Elle cherche toujours la forme appropriée pour chaque film et chaque œuvre. Comment peut-on raconter l’œuvre d’une vie ? Avec Elfriede Jelinek, elle s’est laissée guider par la musicalité de ce langage et la technique d’assemblage. « Il fallait des séquences de montage folles, comme celles des actionnistes viennois, je me suis inspiré de leurs films expérimentaux ; l’histoire du temps a dû vous dépasser comme un éclair. Et puis il devrait y avoir des passages élégiaques où seuls le langage et le paysage sont au premier plan.

Müller dit qu’elle a ressenti une passion pour l’art lorsqu’elle était adolescente. Et très tôt, grâce à un job étudiant, elle s’est retrouvée à la télévision. Le cinéaste Peter Greenaway, pour qui elle a travaillé brièvement en 1992, a eu sur elle une profonde influence. Claudia Müller a grandi dans les années 1970, « socialisée par la gauche et son esprit d’optimisme. J’ai toujours pensé que la télévision était un média éducatif et qu’on pouvait l’utiliser pour transmettre quelque chose et changer les choses. Et même si certaines de mes œuvres ne sont diffusées que dans la matinale d’Arte, quelques centaines de milliers de personnes les voient dans la médiathèque en ligne. Maintenant, quand je présente mon premier film, j’entends dire que je serais heureuse si 10 000 ou 20 000 personnes allaient le voir ! » Elle jouit d’une certaine liberté dans son travail télévisuel, mais l’approche doit être « bien sûr plus didactique ». ». « Et la situation est de pire en pire : tout dépend presque uniquement des créneaux de diffusion et des audiences. C’est pire, les gens deviennent de plus en plus anxieux, expliquant et sous-expliquant encore plus les choses. C’était une guérison pour moi de pouvoir faire ce film.

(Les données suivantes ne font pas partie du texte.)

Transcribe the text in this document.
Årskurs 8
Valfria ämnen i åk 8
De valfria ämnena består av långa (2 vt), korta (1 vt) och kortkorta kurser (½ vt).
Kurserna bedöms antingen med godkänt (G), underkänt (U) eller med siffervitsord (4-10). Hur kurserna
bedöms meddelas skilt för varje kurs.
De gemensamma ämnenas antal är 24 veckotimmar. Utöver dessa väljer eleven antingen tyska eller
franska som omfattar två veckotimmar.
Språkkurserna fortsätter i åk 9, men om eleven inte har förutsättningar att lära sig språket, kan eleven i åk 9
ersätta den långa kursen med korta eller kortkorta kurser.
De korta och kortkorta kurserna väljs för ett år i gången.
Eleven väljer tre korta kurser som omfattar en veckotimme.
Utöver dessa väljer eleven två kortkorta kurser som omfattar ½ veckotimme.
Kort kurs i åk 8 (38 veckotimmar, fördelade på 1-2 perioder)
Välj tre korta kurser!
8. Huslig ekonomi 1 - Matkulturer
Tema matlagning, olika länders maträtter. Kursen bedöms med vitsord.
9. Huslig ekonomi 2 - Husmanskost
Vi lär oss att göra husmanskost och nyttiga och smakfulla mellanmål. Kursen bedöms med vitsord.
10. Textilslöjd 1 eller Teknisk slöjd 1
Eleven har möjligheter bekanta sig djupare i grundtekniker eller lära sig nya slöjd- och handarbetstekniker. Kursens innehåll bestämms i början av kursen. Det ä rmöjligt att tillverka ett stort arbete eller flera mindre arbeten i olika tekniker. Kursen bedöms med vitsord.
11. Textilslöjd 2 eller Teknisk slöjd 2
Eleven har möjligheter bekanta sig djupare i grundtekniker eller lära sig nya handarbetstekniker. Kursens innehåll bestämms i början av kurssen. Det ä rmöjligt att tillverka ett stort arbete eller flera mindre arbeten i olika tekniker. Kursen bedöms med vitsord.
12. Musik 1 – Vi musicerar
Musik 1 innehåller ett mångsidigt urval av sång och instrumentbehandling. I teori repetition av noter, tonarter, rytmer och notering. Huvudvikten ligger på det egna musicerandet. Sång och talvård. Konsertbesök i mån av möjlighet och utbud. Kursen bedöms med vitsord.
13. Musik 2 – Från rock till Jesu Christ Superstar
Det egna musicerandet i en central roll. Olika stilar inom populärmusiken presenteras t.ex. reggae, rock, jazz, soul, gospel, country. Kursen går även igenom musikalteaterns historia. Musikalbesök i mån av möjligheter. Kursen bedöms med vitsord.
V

L’épopée Jelinek de Müller est systématiquement réduite : aucun commentaire du cinéaste, aucune interview de ses compagnons. « Je ne voulais pas non plus montrer de pièces de théâtre parce que c’est une forme d’interprétation et cela m’en aurait éloigné. Je voulais rester le plus près possible d’elle. Le film doit ressembler à sa propre histoire. » D’ailleurs, les textes hautement musicaux de Jelinek sont extrêmement difficiles à raccourcir. « Vous ne pouvez raccourcir ces phrases que mélodiquement et sonorement, pas en termes de contenu ou de logique. Il faut s’adapter à leur style de discours.

Plus vous connaissez de textes sur elle, plus vous êtes impressionné par elle, avoue Müller, car il y a quelque chose de complètement imprévisible dans l’écriture de Jelinek. «Pour moi, tout cela est une histoire de l’après-guerre autrichienne. La biographie de Jelinek est exemplaire, c’est ce que je voulais raconter, à partir de son travail, mais sans rien d’académique ni de psychologique. Par exemple, je ne voulais pas donner autant d’espace à la mère de Jelinek parce que je pensais que la relation avec elle était toujours tendue et était également considérée comme une évaluation.  » Elfriede Jelinek, la soi-disant difficile, a ces problèmes psychologiques parce que sa mère une fois, elle l’a restreinte de cette manière ? «Cela fait partie de sa biographie. Mais son travail est bien plus fort que cette mère ne pourrait jamais l’être.